This article provides clarification regarding an occasional condition identified within the SymEvent kernel driver (SymEvnt.sys). In certain environments, specifically during the standard closing of processes, a specific sequence of events can occur that leads to a system restart. This document is intended to help administrators identify this behavior and distinguish it from application-level failures.

Version: 14.3 RU10

The occurrence is due to a timing and coordination defect within the SymEvent kernel driver during the cleanup of a process (e.g., ovcodautil.exe).

When a program closes, one part of the driver releases internal records while another part of the driver still requires them for a final step.
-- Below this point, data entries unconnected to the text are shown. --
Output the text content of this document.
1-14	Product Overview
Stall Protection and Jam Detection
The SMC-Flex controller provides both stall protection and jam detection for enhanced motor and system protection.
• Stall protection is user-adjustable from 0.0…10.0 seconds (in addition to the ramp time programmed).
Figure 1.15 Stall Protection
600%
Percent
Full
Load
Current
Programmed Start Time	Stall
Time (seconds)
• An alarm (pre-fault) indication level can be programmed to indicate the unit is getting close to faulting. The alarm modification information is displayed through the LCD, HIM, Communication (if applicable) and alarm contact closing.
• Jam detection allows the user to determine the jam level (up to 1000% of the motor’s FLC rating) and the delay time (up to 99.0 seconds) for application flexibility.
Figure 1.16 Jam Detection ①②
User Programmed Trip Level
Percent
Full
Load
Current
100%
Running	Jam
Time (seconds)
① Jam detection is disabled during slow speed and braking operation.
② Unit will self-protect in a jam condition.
Because the information is released too early, the driver attempts to access "freed" memory, leading to a 0x3B stop code or a Win32 error 0n2 (unable to load image).This is a driver-side logic issue; it is not caused by the customer’s application, malware, or misconfiguration.

Engineering is currently finalizing a fix that ensures all internal references to process data are cleared before the memory is released.
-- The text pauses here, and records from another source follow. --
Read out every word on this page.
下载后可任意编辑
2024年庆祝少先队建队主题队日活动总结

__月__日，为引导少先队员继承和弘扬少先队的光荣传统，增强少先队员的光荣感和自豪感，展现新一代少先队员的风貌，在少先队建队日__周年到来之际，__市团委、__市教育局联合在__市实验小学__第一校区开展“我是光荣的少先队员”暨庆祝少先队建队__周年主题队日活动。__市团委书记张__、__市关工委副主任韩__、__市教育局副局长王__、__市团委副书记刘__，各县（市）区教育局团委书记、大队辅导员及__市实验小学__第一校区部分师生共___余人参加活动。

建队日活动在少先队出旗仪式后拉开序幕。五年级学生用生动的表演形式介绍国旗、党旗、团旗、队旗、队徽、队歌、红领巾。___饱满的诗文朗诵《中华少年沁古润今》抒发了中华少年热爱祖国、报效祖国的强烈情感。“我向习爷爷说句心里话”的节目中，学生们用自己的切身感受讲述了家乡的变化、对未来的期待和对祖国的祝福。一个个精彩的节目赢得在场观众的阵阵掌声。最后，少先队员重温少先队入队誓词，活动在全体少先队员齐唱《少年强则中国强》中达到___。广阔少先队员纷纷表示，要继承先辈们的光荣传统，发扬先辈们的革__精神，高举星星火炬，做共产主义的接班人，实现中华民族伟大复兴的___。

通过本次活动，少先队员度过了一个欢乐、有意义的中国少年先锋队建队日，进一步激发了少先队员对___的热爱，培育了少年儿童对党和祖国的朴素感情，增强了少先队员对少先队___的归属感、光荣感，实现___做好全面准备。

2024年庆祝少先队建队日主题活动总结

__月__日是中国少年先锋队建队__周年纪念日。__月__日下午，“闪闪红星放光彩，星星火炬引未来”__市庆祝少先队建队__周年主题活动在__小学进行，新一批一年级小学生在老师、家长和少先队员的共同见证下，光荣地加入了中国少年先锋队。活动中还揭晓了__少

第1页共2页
Current Status: The updated logic is undergoing stress testing and driver verification to ensure it handles high-activity environments (like server clusters) correctly.

Action: In the interim, if a system restart occurs, the server will typically resume normal operation upon reboot. Users should prepare to apply the driver update once the validated version is released for 14.3 RU10.

This KB will be updated accordingly following our investigation.